Fluorine-Free Pt Nanocomposites for Three-Phase Interfaces in Fuel Cell Electrodes

Abstract

The first generation of proton exchange membrane fuel cells uses costly and unsafe perfluorinated sulfonic acid polymers (PFSAs) as membranes and as ionomers impregnating electrodes to achieve the three-phase boundaries. PFSAs imply paramount issues for large-scale manufacture, use, commercialization, and recycling. Alternative nonfluorinated polymers should allow obtaining not only membranes but also adequate ionomer suspensions in convenient solvents for preparing efficient catalytic layers, which has not yet been achieved.
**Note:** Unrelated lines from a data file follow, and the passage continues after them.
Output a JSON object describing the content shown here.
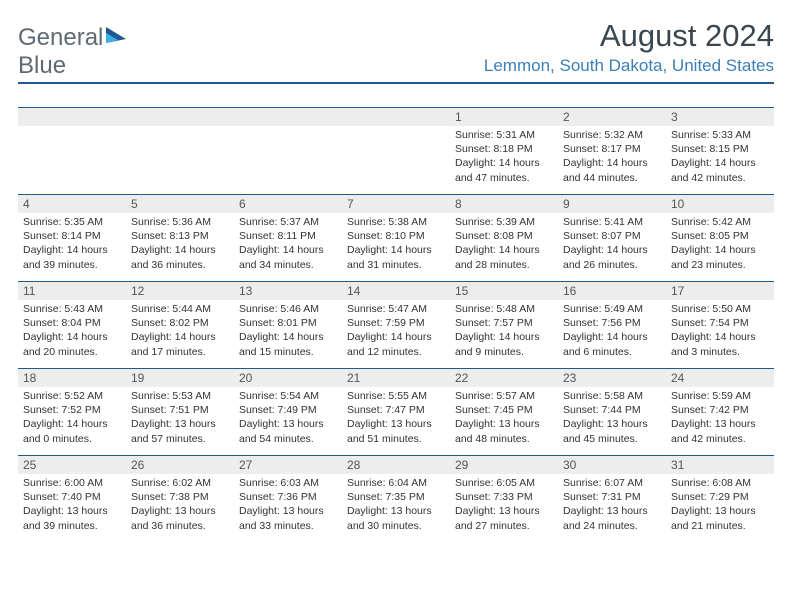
{
  "logo": {
    "text1": "General",
    "text2": "Blue"
  },
  "title": "August 2024",
  "location": "Lemmon, South Dakota, United States",
  "colors": {
    "header_bg": "#3bb2e6",
    "border": "#1e5a8f",
    "daynum_bg": "#ededed",
    "location": "#3b7fb6",
    "title": "#3a4750"
  },
  "weekdays": [
    "Sunday",
    "Monday",
    "Tuesday",
    "Wednesday",
    "Thursday",
    "Friday",
    "Saturday"
  ],
  "weeks": [
    [
      null,
      null,
      null,
      null,
      {
        "n": "1",
        "sr": "5:31 AM",
        "ss": "8:18 PM",
        "dl": "14 hours and 47 minutes."
      },
      {
        "n": "2",
        "sr": "5:32 AM",
        "ss": "8:17 PM",
        "dl": "14 hours and 44 minutes."
      },
      {
        "n": "3",
        "sr": "5:33 AM",
        "ss": "8:15 PM",
        "dl": "14 hours and 42 minutes."
      }
    ],
    [
      {
        "n": "4",
        "sr": "5:35 AM",
        "ss": "8:14 PM",
        "dl": "14 hours and 39 minutes."
      },
      {
        "n": "5",
        "sr": "5:36 AM",
        "ss": "8:13 PM",
        "dl": "14 hours and 36 minutes."
      },
      {
        "n": "6",
        "sr": "5:37 AM",
        "ss": "8:11 PM",
        "dl": "14 hours and 34 minutes."
      },
      {
        "n": "7",
        "sr": "5:38 AM",
        "ss": "8:10 PM",
        "dl": "14 hours and 31 minutes."
      },
      {
        "n": "8",
        "sr": "5:39 AM",
        "ss": "8:08 PM",
        "dl": "14 hours and 28 minutes."
      },
      {
        "n": "9",
        "sr": "5:41 AM",
        "ss": "8:07 PM",
        "dl": "14 hours and 26 minutes."
      },
      {
        "n": "10",
        "sr": "5:42 AM",
        "ss": "8:05 PM",
        "dl": "14 hours and 23 minutes."
      }
    ],
    [
      {
        "n": "11",
        "sr": "5:43 AM",
        "ss": "8:04 PM",
        "dl": "14 hours and 20 minutes."
      },
      {
        "n": "12",
        "sr": "5:44 AM",
        "ss": "8:02 PM",
        "dl": "14 hours and 17 minutes."
      },
      {
        "n": "13",
        "sr": "5:46 AM",
        "ss": "8:01 PM",
        "dl": "14 hours and 15 minutes."
      },
      {
        "n": "14",
        "sr": "5:47 AM",
        "ss": "7:59 PM",
        "dl": "14 hours and 12 minutes."
      },
      {
        "n": "15",
        "sr": "5:48 AM",
        "ss": "7:57 PM",
        "dl": "14 hours and 9 minutes."
      },
      {
        "n": "16",
        "sr": "5:49 AM",
        "ss": "7:56 PM",
        "dl": "14 hours and 6 minutes."
      },
      {
        "n": "17",
        "sr": "5:50 AM",
        "ss": "7:54 PM",
        "dl": "14 hours and 3 minutes."
      }
    ],
    [
      {
        "n": "18",
        "sr": "5:52 AM",
        "ss": "7:52 PM",
        "dl": "14 hours and 0 minutes."
      },
      {
        "n": "19",
        "sr": "5:53 AM",
        "ss": "7:51 PM",
        "dl": "13 hours and 57 minutes."
      },
      {
        "n": "20",
        "sr": "5:54 AM",
        "ss": "7:49 PM",
        "dl": "13 hours and 54 minutes."
      },
      {
        "n": "21",
        "sr": "5:55 AM",
        "ss": "7:47 PM",
        "dl": "13 hours and 51 minutes."
      },
      {
        "n": "22",
        "sr": "5:57 AM",
        "ss": "7:45 PM",
        "dl": "13 hours and 48 minutes."
      },
      {
        "n": "23",
        "sr": "5:58 AM",
        "ss": "7:44 PM",
        "dl": "13 hours and 45 minutes."
      },
      {
        "n": "24",
        "sr": "5:59 AM",
        "ss": "7:42 PM",
        "dl": "13 hours and 42 minutes."
      }
    ],
    [
      {
        "n": "25",
        "sr": "6:00 AM",
        "ss": "7:40 PM",
        "dl": "13 hours and 39 minutes."
      },
      {
        "n": "26",
        "sr": "6:02 AM",
        "ss": "7:38 PM",
        "dl": "13 hours and 36 minutes."
      },
      {
        "n": "27",
        "sr": "6:03 AM",
        "ss": "7:36 PM",
        "dl": "13 hours and 33 minutes."
      },
      {
        "n": "28",
        "sr": "6:04 AM",
        "ss": "7:35 PM",
        "dl": "13 hours and 30 minutes."
      },
      {
        "n": "29",
        "sr": "6:05 AM",
        "ss": "7:33 PM",
        "dl": "13 hours and 27 minutes."
      },
      {
        "n": "30",
        "sr": "6:07 AM",
        "ss": "7:31 PM",
        "dl": "13 hours and 24 minutes."
      },
      {
        "n": "31",
        "sr": "6:08 AM",
        "ss": "7:29 PM",
        "dl": "13 hours and 21 minutes."
      }
    ]
  ],
  "labels": {
    "sunrise": "Sunrise: ",
    "sunset": "Sunset: ",
    "daylight": "Daylight: "
  }
}
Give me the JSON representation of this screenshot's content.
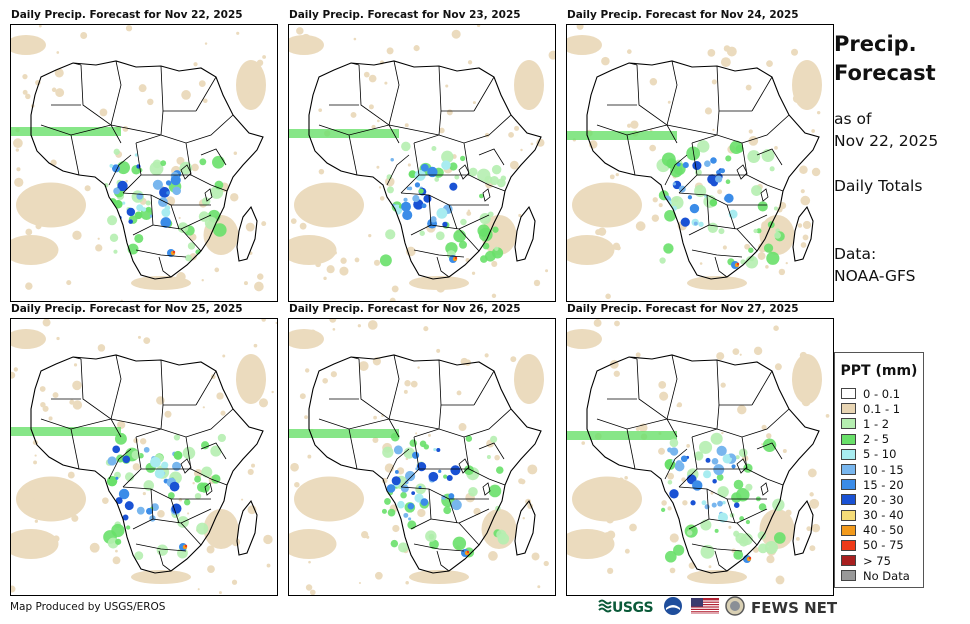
{
  "panels": [
    {
      "title": "Daily Precip. Forecast for Nov 22, 2025"
    },
    {
      "title": "Daily Precip. Forecast for Nov 23, 2025"
    },
    {
      "title": "Daily Precip. Forecast for Nov 24, 2025"
    },
    {
      "title": "Daily Precip. Forecast for Nov 25, 2025"
    },
    {
      "title": "Daily Precip. Forecast for Nov 26, 2025"
    },
    {
      "title": "Daily Precip. Forecast for Nov 27, 2025"
    }
  ],
  "sidebar": {
    "title_line1": "Precip.",
    "title_line2": "Forecast",
    "asof_label": "as of",
    "asof_date": "Nov 22, 2025",
    "totals_label": "Daily Totals",
    "data_label": "Data:",
    "data_source": "NOAA-GFS"
  },
  "legend": {
    "title": "PPT (mm)",
    "items": [
      {
        "label": "0 - 0.1",
        "color": "#ffffff"
      },
      {
        "label": "0.1 - 1",
        "color": "#e8d5b3"
      },
      {
        "label": "1 - 2",
        "color": "#b5eeb0"
      },
      {
        "label": "2 - 5",
        "color": "#69e06a"
      },
      {
        "label": "5 - 10",
        "color": "#a8ecf0"
      },
      {
        "label": "10 - 15",
        "color": "#78b6ee"
      },
      {
        "label": "15 - 20",
        "color": "#3b8ce8"
      },
      {
        "label": "20 - 30",
        "color": "#1a52d4"
      },
      {
        "label": "30 - 40",
        "color": "#f5dc78"
      },
      {
        "label": "40 - 50",
        "color": "#f29a1c"
      },
      {
        "label": "50 - 75",
        "color": "#ee3a18"
      },
      {
        "label": "> 75",
        "color": "#a81f1f"
      },
      {
        "label": "No Data",
        "color": "#999999"
      }
    ]
  },
  "footer": {
    "credit": "Map Produced by USGS/EROS",
    "usgs": "USGS",
    "fews": "FEWS NET"
  }
}
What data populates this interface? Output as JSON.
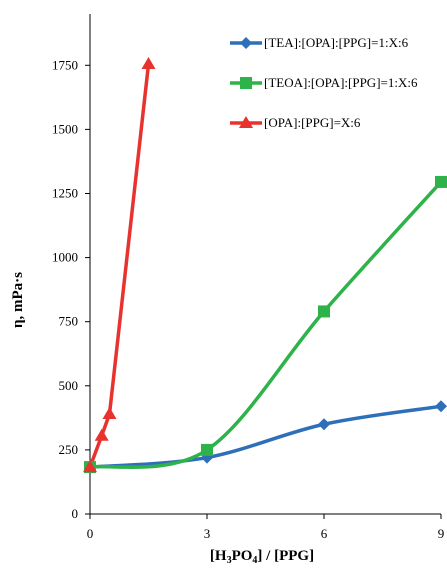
{
  "chart_data": {
    "type": "line",
    "title": "",
    "xlabel_parts": [
      "[H",
      "3",
      "PO",
      "4",
      "] / [PPG]"
    ],
    "ylabel": "η, mPa·s",
    "xlim": [
      0,
      9
    ],
    "ylim": [
      0,
      1950
    ],
    "xticks": [
      0,
      3,
      6,
      9
    ],
    "yticks": [
      0,
      250,
      500,
      750,
      1000,
      1250,
      1500,
      1750
    ],
    "grid": false,
    "legend_position": "top-right",
    "series": [
      {
        "name": "[TEA]:[OPA]:[PPG]=1:X:6",
        "color": "#2e6fba",
        "marker": "diamond",
        "x": [
          0,
          3,
          6,
          9
        ],
        "y": [
          183,
          220,
          350,
          420
        ]
      },
      {
        "name": "[TEOA]:[OPA]:[PPG]=1:X:6",
        "color": "#2db34a",
        "marker": "square",
        "x": [
          0,
          3,
          6,
          9
        ],
        "y": [
          183,
          250,
          790,
          1295
        ]
      },
      {
        "name": "[OPA]:[PPG]=X:6",
        "color": "#e8322e",
        "marker": "triangle",
        "x": [
          0,
          0.3,
          0.5,
          1.5
        ],
        "y": [
          183,
          305,
          390,
          1755
        ]
      }
    ]
  }
}
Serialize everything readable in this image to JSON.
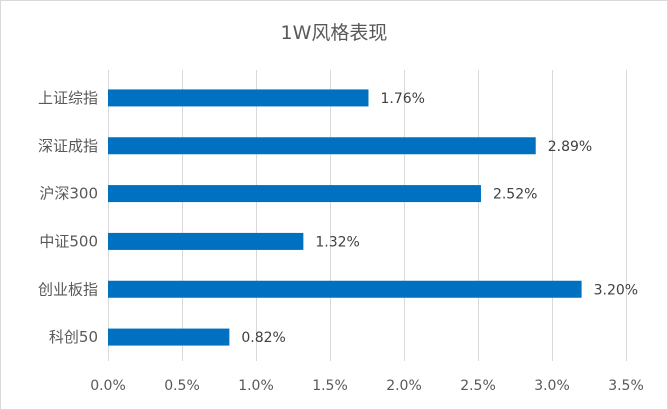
{
  "chart_data": {
    "type": "bar",
    "orientation": "horizontal",
    "title": "1W风格表现",
    "categories": [
      "上证综指",
      "深证成指",
      "沪深300",
      "中证500",
      "创业板指",
      "科创50"
    ],
    "values": [
      1.76,
      2.89,
      2.52,
      1.32,
      3.2,
      0.82
    ],
    "data_labels": [
      "1.76%",
      "2.89%",
      "2.52%",
      "1.32%",
      "3.20%",
      "0.82%"
    ],
    "xlim": [
      0,
      3.5
    ],
    "x_ticks": [
      0,
      0.5,
      1.0,
      1.5,
      2.0,
      2.5,
      3.0,
      3.5
    ],
    "x_tick_labels": [
      "0.0%",
      "0.5%",
      "1.0%",
      "1.5%",
      "2.0%",
      "2.5%",
      "3.0%",
      "3.5%"
    ],
    "grid": true,
    "bar_color": "#0070C0"
  }
}
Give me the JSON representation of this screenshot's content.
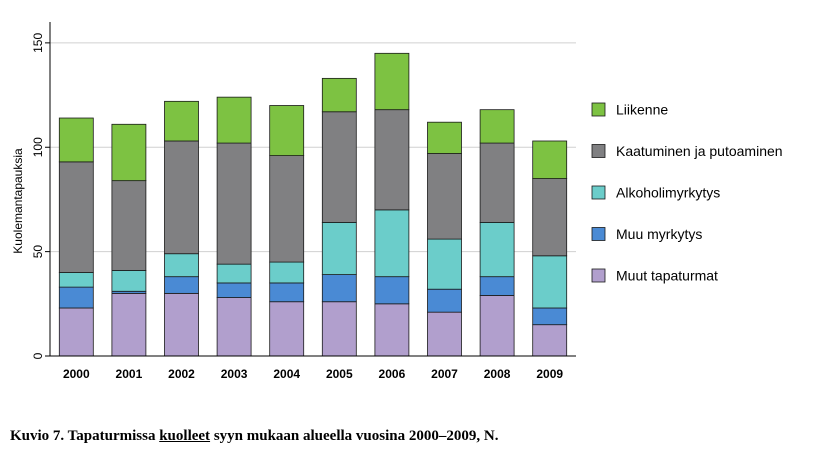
{
  "chart_data": {
    "type": "bar",
    "stacked": true,
    "title": "",
    "xlabel": "",
    "ylabel": "Kuolemantapauksia",
    "ylim": [
      0,
      160
    ],
    "yticks": [
      "0",
      "50",
      "100",
      "150"
    ],
    "grid": true,
    "legend_position": "right",
    "categories": [
      "2000",
      "2001",
      "2002",
      "2003",
      "2004",
      "2005",
      "2006",
      "2007",
      "2008",
      "2009"
    ],
    "series": [
      {
        "name": "Muut tapaturmat",
        "color": "#b19fcd",
        "values": [
          23,
          30,
          30,
          28,
          26,
          26,
          25,
          21,
          29,
          15
        ]
      },
      {
        "name": "Muu myrkytys",
        "color": "#4a8ad4",
        "values": [
          10,
          1,
          8,
          7,
          9,
          13,
          13,
          11,
          9,
          8
        ]
      },
      {
        "name": "Alkoholimyrkytys",
        "color": "#6bcdca",
        "values": [
          7,
          10,
          11,
          9,
          10,
          25,
          32,
          24,
          26,
          25
        ]
      },
      {
        "name": "Kaatuminen ja putoaminen",
        "color": "#808082",
        "values": [
          53,
          43,
          54,
          58,
          51,
          53,
          48,
          41,
          38,
          37
        ]
      },
      {
        "name": "Liikenne",
        "color": "#7dc242",
        "values": [
          21,
          27,
          19,
          22,
          24,
          16,
          27,
          15,
          16,
          18
        ]
      }
    ]
  },
  "caption": {
    "prefix": "Kuvio 7. Tapaturmissa ",
    "underlined": "kuolleet",
    "suffix": " syyn mukaan alueella vuosina 2000–2009, N."
  }
}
Here, we propose a universal solution consisting of the transposition of the three-phase boundary at the molecular level by grafting directly at the surface of carbon-supported Pt nanoparticles a nonfluorinated proton-conducting polymer combining the catalytic activity of the former and the transport properties of the latter. The length of the polystyrenesulfonate polymer chain (as a model polymer) and the number of polymer feet per platinum nanoparticles have been optimized in order to achieve the highest active surface area and activity possible. It was shown that low grafting density and high degree of polymerization gave the best configuration. The great potency of such nanocomposites as cathode catalysts for PEMFC was evidenced not only in a standard three-electrode cell but also under real working conditions in a single hydrogen/oxygen fuel cell, where higher activity and stability were obtained with a nanocomposite material in comparison to those with a classical Pt/C + Nafion electrode.